SPSS built a model in 6 steps, each of which adds a predictor to the equation. While more predictors are added, **adjusted r-square levels off**: adding a second predictor to the first raises it with 0.087, but adding a sixth predictor to the previous 5 only results in a 0.012 point increase. There's no point in adding more than 6 predictors.

Our final adjusted r-square is 0.39, which means that our 6 predictors account for 39% of the variance in overall satisfaction. This is somewhat disappointing but pretty normal in social science research.

## SPSS Stepwise Regression - Coefficients

In our coefficients table, we only look at our sixth and final model. Like we predicted, our b-coefficients are all significant and in logical directions. Because all predictors have identical (Likert) scales, we prefer interpreting the b-coefficients rather than the beta coefficients. Our final model states that
satov’ = 3.744 + 0.173 sat1 + 0.168 sat3 + 0.179 sat5

+ 0.150 sat7 + 0.128 sat9 + 0.110 sat4
Our strongest predictor is sat5 (readability): a 1 point increase is associated with a 0.179 point increase in satov (overall satisfaction). Our model doesn't *prove* that this relation is causal but it seems reasonable that improving readability will cause slightly higher overall satisfaction with our magazine.

## This tutorial has 13 comments

## By Lisa on March 21st, 2018

Hi,

Your tutorial is very useful, but I have one question. In market research, how can we say that a certain factor contributes x% to total satisfaction? Is it from the results of this analysis?

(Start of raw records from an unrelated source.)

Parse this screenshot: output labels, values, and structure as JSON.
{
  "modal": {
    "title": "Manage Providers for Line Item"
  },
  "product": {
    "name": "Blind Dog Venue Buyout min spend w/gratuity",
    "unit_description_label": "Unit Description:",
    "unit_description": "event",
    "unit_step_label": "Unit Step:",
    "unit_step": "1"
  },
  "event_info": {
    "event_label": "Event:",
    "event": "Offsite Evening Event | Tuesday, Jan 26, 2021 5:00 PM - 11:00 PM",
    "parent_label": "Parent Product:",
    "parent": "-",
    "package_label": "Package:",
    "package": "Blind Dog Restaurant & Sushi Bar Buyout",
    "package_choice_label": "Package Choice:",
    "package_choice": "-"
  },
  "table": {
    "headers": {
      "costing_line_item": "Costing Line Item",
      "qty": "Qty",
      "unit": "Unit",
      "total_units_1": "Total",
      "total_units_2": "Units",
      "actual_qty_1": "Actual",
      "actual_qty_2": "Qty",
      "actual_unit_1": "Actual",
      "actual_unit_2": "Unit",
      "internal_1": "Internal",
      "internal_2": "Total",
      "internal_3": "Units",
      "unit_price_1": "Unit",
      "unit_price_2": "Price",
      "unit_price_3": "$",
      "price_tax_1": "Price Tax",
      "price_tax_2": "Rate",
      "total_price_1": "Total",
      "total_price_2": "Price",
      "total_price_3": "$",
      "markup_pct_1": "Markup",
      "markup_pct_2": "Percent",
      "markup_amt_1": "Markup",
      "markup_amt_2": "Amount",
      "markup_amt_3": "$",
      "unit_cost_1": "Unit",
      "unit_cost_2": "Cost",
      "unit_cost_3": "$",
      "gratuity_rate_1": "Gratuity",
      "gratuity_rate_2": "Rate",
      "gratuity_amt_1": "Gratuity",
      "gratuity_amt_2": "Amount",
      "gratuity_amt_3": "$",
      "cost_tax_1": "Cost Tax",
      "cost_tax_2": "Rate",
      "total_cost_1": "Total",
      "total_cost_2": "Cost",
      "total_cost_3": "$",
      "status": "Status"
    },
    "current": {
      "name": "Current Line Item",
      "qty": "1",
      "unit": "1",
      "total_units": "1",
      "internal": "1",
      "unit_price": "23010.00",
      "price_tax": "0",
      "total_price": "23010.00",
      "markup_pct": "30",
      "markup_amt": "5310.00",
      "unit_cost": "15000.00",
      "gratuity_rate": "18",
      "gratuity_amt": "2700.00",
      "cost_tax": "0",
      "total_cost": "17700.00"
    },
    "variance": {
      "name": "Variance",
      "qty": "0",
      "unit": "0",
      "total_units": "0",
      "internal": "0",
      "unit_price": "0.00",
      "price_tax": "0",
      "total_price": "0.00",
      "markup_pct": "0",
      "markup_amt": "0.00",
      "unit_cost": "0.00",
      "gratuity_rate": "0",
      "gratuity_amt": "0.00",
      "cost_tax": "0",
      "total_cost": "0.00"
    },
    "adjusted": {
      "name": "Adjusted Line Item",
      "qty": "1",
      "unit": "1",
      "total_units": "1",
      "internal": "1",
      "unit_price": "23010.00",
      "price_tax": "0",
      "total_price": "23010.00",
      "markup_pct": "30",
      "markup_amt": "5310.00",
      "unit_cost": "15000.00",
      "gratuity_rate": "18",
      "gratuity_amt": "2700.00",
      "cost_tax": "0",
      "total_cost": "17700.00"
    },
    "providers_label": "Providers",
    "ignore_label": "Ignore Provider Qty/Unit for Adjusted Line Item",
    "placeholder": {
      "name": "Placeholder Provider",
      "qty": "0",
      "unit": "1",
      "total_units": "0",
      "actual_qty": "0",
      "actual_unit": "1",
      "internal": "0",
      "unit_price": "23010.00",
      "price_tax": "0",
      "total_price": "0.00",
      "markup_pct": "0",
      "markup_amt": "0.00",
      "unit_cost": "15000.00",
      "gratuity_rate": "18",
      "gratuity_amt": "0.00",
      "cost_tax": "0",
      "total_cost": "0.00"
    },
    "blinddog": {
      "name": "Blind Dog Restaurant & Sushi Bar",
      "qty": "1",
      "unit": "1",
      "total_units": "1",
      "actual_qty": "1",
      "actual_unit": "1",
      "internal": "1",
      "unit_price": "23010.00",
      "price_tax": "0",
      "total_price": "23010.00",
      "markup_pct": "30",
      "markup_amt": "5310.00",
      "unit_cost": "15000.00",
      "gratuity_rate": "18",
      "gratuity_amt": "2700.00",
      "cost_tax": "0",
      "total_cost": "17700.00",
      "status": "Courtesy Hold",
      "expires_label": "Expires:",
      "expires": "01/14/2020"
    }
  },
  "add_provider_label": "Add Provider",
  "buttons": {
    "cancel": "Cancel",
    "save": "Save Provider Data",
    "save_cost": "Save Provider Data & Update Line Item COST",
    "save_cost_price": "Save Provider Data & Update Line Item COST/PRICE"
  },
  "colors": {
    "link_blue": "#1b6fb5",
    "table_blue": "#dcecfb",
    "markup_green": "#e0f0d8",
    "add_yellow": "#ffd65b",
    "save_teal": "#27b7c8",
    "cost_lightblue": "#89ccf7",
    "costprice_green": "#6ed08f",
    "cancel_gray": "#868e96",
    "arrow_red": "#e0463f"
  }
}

## By Ruoyu on February 3rd, 2018

Hey Ruben, by classification I mean: Binary classification such as Logistic regression. For example, a tutorial on credit card approval with logistic regression would be really nice and if it is not too much to ask, teach us about how to deal with real life unbalanced datasets would be even better. Thank you!

## By Ruben Geert van den Berg on February 3rd, 2018

Hi Ruoyu, thanks for the compiment!

What exactly do you mean by "classification"? Do you mean cluster analysis? Discriminant analysis? Logistic regression? Please enlighten me!

## By Ruoyu on February 3rd, 2018

Hey, Thank you for this tutorial, in fact, this is the clearest and most detailed tutorial I have encountered on the internet. Is it possible for you to post classification related tutorials? Thank you again

## By Okunlola Abiodun on October 10th, 2017

It was helpful. But i need to find out how to formulate a stepwise model.

Is step-wise still relevant in the scheme of things in modern day research?